If you work the bait too fast sometimes the fish will shy away because they don't want to go through the trouble of chasing it. Larger baits worked slow means a bass has to exert less energy for more food. Maybe upgrade to a size larger jig with a little bit bigger pork chunks. That is what I did today.

Also you may have fish on you don't even know about. I almost missed two of the four I caught today. One of them I didn't feel a thing and just saw my line twitch ever so slightly like a bug ran into it, then I jerked and there he was.

Jerk whenever you feel a little bit of weight or see something funny going on with your line...Jerks are free.


----------



## Basserman (Oct 27, 2005)

I too have been getting skunked lately. The last time out I went to a pond that is normally productive. I spent about 2 1/2 hrs/day for 2 days and nothing. I mostly used a texas-rigged pumpkinseed worm and a jig w/ gulp white twister tail. I also tried a white spinnerbait. I worked the jig and worm as slow as I could and paid very closed attention but nothing. This pond is very grass so I don't have a lot of choices of baits. I've also been using 8lb braid for more sensitivity. I think I'm gonna give up soon but I really don't want to; I want to learn winter fishing but it's extremely frustrating. Good Luck!


----------



## MSmith2004 (Sep 12, 2006)

I'm having the same troubles. No fish since October, I believe. Every time I go out I get skunked and I come home pissed saying I won't go out to spring. A few days later I end up going out again though. Same result. I'd be happy to catch a 3 inch gill, honestly, that's how bad it's been. We'll see.


----------



## BowKat04 (Feb 27, 2005)

I went out today for a few and got skunked. I'm pretty sure I know why I didnt catch anything though. I am fishing the bait tooo fast and need to slow it up quite a bit.


----------



## MSmith2004 (Sep 12, 2006)

BowKat04 said:


> I went out today for a few and got skunked. I'm pretty sure I know why I didnt catch anything though. I am fishing the bait tooo fast and need to slow it up quite a bit.


I have the same problem. No patience here and I can't just slow myself down.


----------



## BowKat04 (Feb 27, 2005)

It stinks but I guess we learn and then eventually, hopefully we become better anglers and put more fish in the boat or on the bank.


----------



## MSmith2004 (Sep 12, 2006)

BowKat04 said:


> It stinks but I guess we learn and then eventually, hopefully we become better anglers and put more fish in the boat or on the bank.
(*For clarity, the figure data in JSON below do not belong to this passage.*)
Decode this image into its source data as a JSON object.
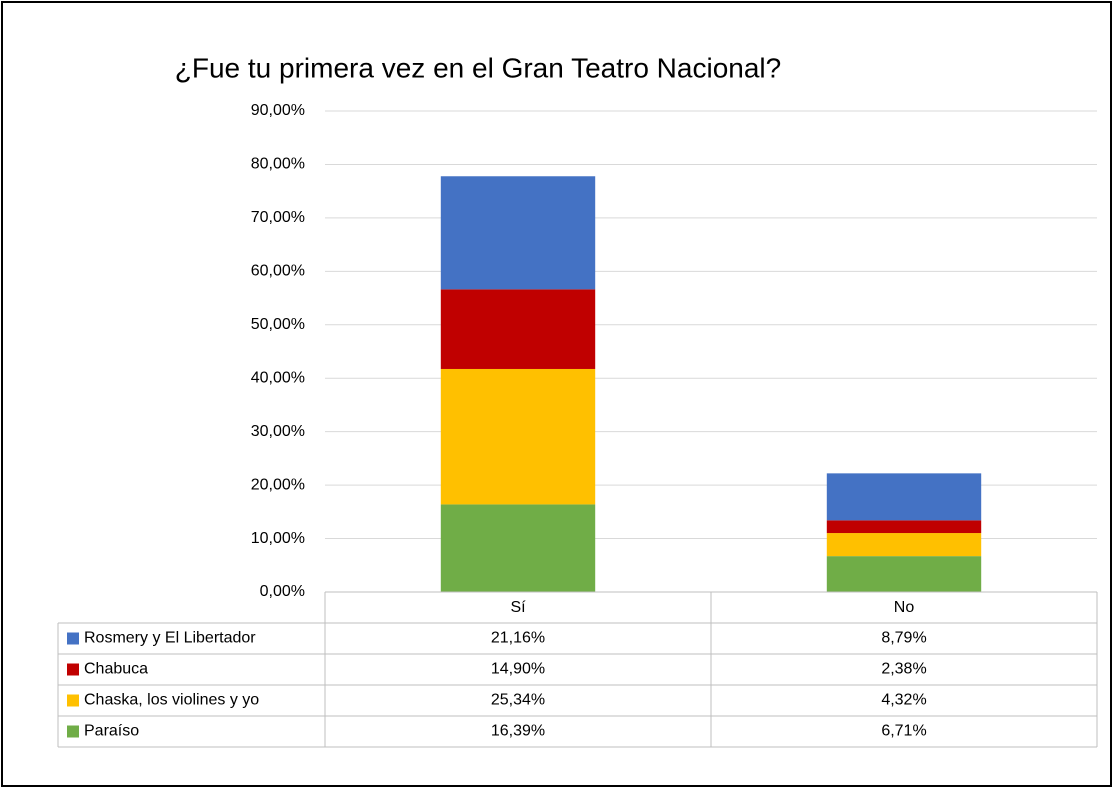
{
  "chart_data": {
    "type": "stacked_bar",
    "title": "¿Fue tu primera vez en el Gran Teatro Nacional?",
    "categories": [
      "Sí",
      "No"
    ],
    "series": [
      {
        "name": "Paraíso",
        "color": "#70ad47",
        "values": [
          16.39,
          6.71
        ],
        "value_labels": [
          "16,39%",
          "6,71%"
        ]
      },
      {
        "name": "Chaska, los violines y yo",
        "color": "#ffc000",
        "values": [
          25.34,
          4.32
        ],
        "value_labels": [
          "25,34%",
          "4,32%"
        ]
      },
      {
        "name": "Chabuca",
        "color": "#c00000",
        "values": [
          14.9,
          2.38
        ],
        "value_labels": [
          "14,90%",
          "2,38%"
        ]
      },
      {
        "name": "Rosmery y El Libertador",
        "color": "#4472c4",
        "values": [
          21.16,
          8.79
        ],
        "value_labels": [
          "21,16%",
          "8,79%"
        ]
      }
    ],
    "ylim": [
      0,
      90
    ],
    "yticks": [
      {
        "value": 0,
        "label": "0,00%"
      },
      {
        "value": 10,
        "label": "10,00%"
      },
      {
        "value": 20,
        "label": "20,00%"
      },
      {
        "value": 30,
        "label": "30,00%"
      },
      {
        "value": 40,
        "label": "40,00%"
      },
      {
        "value": 50,
        "label": "50,00%"
      },
      {
        "value": 60,
        "label": "60,00%"
      },
      {
        "value": 70,
        "label": "70,00%"
      },
      {
        "value": 80,
        "label": "80,00%"
      },
      {
        "value": 90,
        "label": "90,00%"
      }
    ],
    "grid": true,
    "data_table": true
  }
}
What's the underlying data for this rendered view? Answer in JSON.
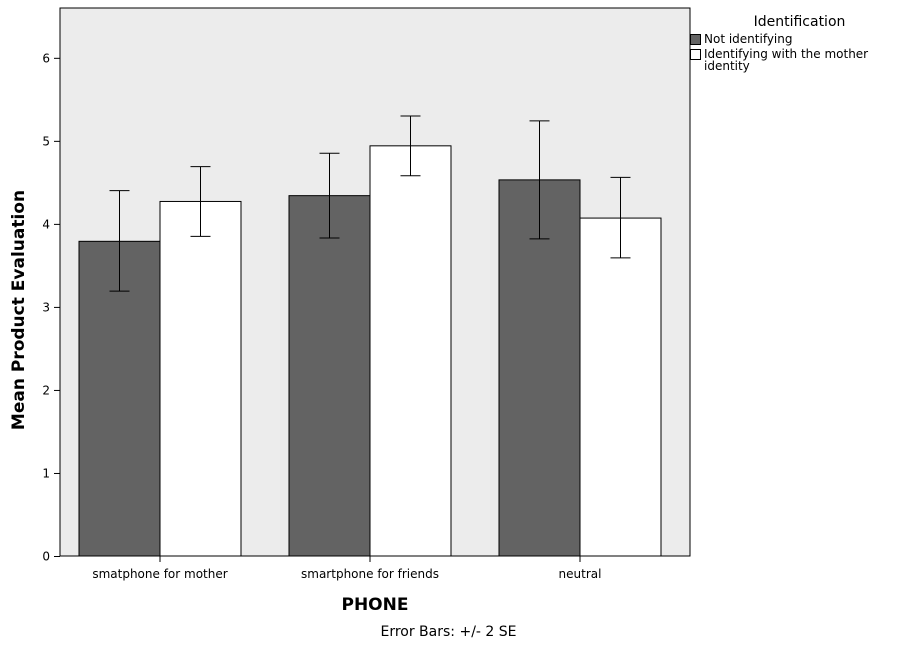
{
  "chart_data": {
    "type": "bar",
    "xlabel": "PHONE",
    "ylabel": "Mean Product Evaluation",
    "categories": [
      "smatphone for mother",
      "smartphone for friends",
      "neutral"
    ],
    "ylim": [
      0,
      6.6
    ],
    "yticks": [
      0,
      1,
      2,
      3,
      4,
      5,
      6
    ],
    "grid": false,
    "legend": {
      "title": "Identification",
      "placement": "right"
    },
    "series": [
      {
        "name": "Not identifying",
        "color": "#636363",
        "values": [
          3.79,
          4.34,
          4.53
        ],
        "error_low": [
          3.19,
          3.83,
          3.82
        ],
        "error_high": [
          4.4,
          4.85,
          5.24
        ]
      },
      {
        "name": "Identifying with the mother identity",
        "color": "#ffffff",
        "values": [
          4.27,
          4.94,
          4.07
        ],
        "error_low": [
          3.85,
          4.58,
          3.59
        ],
        "error_high": [
          4.69,
          5.3,
          4.56
        ]
      }
    ],
    "plot_background": "#ececec",
    "footnote": "Error Bars: +/- 2 SE"
  }
}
Damn straight! Haven't been out in a bit, but last month I was out 4 times a week and I haven't caught anything since. Eventually I will slow it down and get something. It'd be nice to get 1 fish each month this year!


----------



## BowKat04 (Feb 27, 2005)

Lol I heard that. Where are you from? I'm in Cincinnati.


----------



## MSmith2004 (Sep 12, 2006)

Right next to Akron! Got a good 4 hours between us.


----------